In [1]:
import os
import numpy as np # linear algebra
import scipy
from skimage.io import imread
import matplotlib.pyplot as plt
from skimage import segmentation
from skimage.filters    import gaussian, median
from skimage.measure import *
from sklearn.cluster import *
from skimage.segmentation import *
from skimage.exposure import *
import matplotlib.patches as patches
from skimage.transform import *
from matplotlib.path import Path

import peakutils
from peakutils.plot import plot as pplot
import string
import csv

In [2]:
# return cropped image
def crop_border(image):
    x1,x2 = 120,571
    y1,y2 = 60,531
    image = image[y1:y2,x1:x2]
    return resize(image,[451,441])

In [3]:
def crop_border_ref(image):
    x1,x2 = 203,644
    y1,y2 = 87,538
    return image[y1:y2,x1:x2]

In [39]:
IMAGE_BICEP_TRAIN = './tendon_images/Bicep_Train'
IMAGE_SUP_TRAIN = './tendon_images/Sup_Train'
IMAGE_BICEP = './tendon_images/Biceps'
IMAGE_SUP   = './tendon_images/Supraspinatus'

def load_images_names_from_folder(folder):
    images = []
    name = []
    train = []
    train_name = []
    for filename in os.listdir(folder):
        if "ID" in filename and 'REF' not in filename:
            
            img = imread(os.path.join(folder,filename))
            images.append(crop_border(img))
            name.append(filename)
  
            # if there are training images, load them
            ref = filename.replace('.jpg','')+'_REF_SEL.jpg'
            if ref in os.listdir(folder):
                img = imread(os.path.join(folder,ref))
                train.append(crop_border_ref(img))
                train_name.append(ref)
                
    return [images,train,name,train_name]

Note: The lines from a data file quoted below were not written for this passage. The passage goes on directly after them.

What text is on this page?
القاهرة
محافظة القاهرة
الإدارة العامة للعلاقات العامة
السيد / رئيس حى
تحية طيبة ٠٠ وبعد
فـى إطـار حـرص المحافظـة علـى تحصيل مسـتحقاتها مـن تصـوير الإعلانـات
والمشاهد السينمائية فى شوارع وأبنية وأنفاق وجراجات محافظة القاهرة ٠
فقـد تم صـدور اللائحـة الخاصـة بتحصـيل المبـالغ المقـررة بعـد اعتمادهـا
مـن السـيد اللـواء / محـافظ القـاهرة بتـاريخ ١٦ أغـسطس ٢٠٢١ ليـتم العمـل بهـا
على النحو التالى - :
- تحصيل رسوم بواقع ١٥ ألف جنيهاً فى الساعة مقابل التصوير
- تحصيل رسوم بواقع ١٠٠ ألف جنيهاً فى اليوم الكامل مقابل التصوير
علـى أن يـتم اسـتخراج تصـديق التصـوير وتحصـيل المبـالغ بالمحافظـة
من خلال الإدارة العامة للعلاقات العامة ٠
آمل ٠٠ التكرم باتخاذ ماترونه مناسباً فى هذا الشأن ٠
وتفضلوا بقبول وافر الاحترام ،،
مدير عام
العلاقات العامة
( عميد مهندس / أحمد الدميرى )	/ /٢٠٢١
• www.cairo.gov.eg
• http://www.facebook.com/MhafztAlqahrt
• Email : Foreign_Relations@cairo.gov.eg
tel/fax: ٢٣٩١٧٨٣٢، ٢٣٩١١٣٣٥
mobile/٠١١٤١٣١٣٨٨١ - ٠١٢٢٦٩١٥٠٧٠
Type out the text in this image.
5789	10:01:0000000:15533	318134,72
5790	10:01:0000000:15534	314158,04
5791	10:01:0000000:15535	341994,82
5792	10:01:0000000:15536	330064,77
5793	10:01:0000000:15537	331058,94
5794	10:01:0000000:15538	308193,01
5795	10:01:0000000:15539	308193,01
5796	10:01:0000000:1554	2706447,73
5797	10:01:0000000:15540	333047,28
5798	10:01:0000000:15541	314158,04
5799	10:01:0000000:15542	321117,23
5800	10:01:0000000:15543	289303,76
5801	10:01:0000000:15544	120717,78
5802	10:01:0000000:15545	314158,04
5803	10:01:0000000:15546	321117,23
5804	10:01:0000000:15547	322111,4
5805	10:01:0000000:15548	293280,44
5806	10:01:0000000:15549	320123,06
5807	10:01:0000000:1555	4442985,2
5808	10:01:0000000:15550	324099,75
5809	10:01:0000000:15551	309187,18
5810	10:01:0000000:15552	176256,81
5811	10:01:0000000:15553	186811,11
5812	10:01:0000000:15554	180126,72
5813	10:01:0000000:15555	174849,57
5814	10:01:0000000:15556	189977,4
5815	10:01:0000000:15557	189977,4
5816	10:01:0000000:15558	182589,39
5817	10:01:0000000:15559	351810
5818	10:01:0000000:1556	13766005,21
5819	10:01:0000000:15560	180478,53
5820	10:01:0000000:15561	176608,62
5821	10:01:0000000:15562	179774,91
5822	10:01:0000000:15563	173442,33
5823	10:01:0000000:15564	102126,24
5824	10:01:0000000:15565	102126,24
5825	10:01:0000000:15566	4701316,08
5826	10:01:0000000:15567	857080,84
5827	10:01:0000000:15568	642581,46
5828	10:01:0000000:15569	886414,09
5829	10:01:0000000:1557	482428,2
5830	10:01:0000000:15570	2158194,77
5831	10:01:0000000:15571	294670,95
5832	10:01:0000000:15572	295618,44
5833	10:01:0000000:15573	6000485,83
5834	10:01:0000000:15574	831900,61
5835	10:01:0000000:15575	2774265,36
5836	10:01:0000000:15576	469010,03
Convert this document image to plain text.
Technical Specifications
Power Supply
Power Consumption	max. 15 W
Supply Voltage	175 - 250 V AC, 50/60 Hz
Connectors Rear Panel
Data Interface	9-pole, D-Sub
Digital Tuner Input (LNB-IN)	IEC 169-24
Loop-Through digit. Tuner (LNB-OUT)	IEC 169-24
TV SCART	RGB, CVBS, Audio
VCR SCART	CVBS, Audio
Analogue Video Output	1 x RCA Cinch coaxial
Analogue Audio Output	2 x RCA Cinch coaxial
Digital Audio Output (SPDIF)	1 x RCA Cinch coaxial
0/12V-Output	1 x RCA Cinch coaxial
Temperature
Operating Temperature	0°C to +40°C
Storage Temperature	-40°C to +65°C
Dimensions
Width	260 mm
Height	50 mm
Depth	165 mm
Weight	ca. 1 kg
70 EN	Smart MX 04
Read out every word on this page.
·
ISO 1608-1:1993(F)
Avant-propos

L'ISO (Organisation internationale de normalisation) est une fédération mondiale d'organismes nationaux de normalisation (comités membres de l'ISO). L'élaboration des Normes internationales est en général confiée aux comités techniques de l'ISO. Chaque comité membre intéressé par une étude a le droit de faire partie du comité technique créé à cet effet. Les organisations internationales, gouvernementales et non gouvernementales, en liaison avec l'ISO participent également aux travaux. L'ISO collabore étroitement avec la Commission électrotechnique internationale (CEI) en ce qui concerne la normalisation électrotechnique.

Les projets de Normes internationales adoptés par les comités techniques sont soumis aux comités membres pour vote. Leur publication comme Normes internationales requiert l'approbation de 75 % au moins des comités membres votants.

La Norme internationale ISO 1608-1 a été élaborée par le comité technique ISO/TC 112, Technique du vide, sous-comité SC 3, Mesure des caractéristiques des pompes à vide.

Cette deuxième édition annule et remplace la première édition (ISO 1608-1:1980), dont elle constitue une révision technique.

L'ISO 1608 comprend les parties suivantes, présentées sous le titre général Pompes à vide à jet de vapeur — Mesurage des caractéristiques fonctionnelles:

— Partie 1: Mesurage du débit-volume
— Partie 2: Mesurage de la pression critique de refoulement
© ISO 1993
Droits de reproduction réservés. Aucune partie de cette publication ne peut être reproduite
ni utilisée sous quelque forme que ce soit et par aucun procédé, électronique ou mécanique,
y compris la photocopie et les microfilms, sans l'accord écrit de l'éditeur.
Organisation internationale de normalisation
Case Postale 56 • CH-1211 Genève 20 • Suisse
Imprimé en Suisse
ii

[images,train,names,train_name] = load_images_names_from_folder(IMAGE_BICEP_TRAIN)

In [40]:
%matplotlib inline
fig, (ax1,ax2) = plt.subplots(1,2, figsize = (5,5))
ax1.imshow(images[1])
ax1.set_title('Ultrasound Image')
if train:
    ax2.imshow(train[2])
    ax2.set_title('Reference image')



In [41]:
# extract x value to find where the ROI should start
# this looks at the very top of the image to find the imprint of two metal bars on the skin
# these are shown as peaks in the rows and we can localize an x coordinate for the region from these. 
# Bicep tendon has bars on the left, sup on the right
# for the Bicep the ROI is then a set distance from the bars, for the sup it varies between patients

def set_x_ROI(image,offset):
    image = gaussian(image,sigma=2)
    y = []
    for i in range(image.shape[1]): 
        y.insert(i,np.mean(image[0:10,i]))
        
    x = np.linspace(0, image.shape[1], image.shape[1])
    y = np.array(y)
    
    indexes = np.array(peakutils.indexes(y, thres=0.8, min_dist=20)) # there should be two peaks it returns
    print indexes
    
    x = ((indexes[1] - indexes[0]))  

    x = x + offset
    
    return x

In [42]:
# extract initial ROI by sliding window down to find maximum intensity 
# in thresholded image

def find_initial_ROI(image,init_x):
    maximum = 0
    max_x = init_x
    max_y = 50
    (x1,y1) = (init_x,50) # if there is a brighter region at top from skin then ignore
    length = 193 # from training
    width = 100
    (x2,y2) = (x1+length,y1+width)

    # shift down to find brightest region
    for j in range (image.shape[1] - width):
        x = x1
        y = y1 + j
        (x2,y2) = (x+length,y+width)
        temp = np.sum(image[y:y2, x:x2])
        if temp > maximum:
            maximum = temp
            max_x = x
            max_y = y

    return max_x,max_y

In [43]:
# fit contour on region based on window on maximum

def fit_contour(image,max_x,max_y,length,width):
    s = np.linspace(0, 2*np.pi, 400)
    x = (max_x + length/2) + length*np.cos(s)
    y = (max_y + width/2) + (width/2)*np.sin(s)
    init = np.array([x, y]).T
    
    snake = active_contour(image,init, bc ='fixed', alpha=1.5, beta=1.0, w_line=1, w_edge=1, gamma=0.1) 
    return snake

In [44]:
# fix x coordinates of snake to be maximum length

def fix_snake(snake,x,length):
    for val in snake:
        if val[0] < x:
            val[0] = x
        if val[0] > (x+length):
            val[0] = x+length
    return snake

In [45]:
# based on the snake coordinates, we can extract the maximim sized
# rectangle for the region

def ROI_from_snake(snake):
    s = snake
    x = []
    y = []
    top = []
    bottom = []

    for i,j in s:
        x.append(i)
        y.append(j)

    for i,j in s:
        if (i >= (min(x) + 10)) and (i <= (max(x) - 10)):
            if j > int(np.mean(y)):
                bottom.append(int(j))
            elif j < int(np.mean(y)):
                top.append(int(j))

    ymin = int(np.mean(y))
    ymax = int(np.mean(y))

    for i in range(100):
        ymin = ymin - 1
        if ymin in top:
            break

    for i in range(100):
        ymax = ymax + 1
        if ymax in bottom:
            break

    ROI = [[int(min(x)),ymin],[int(max(x)),ymax] ]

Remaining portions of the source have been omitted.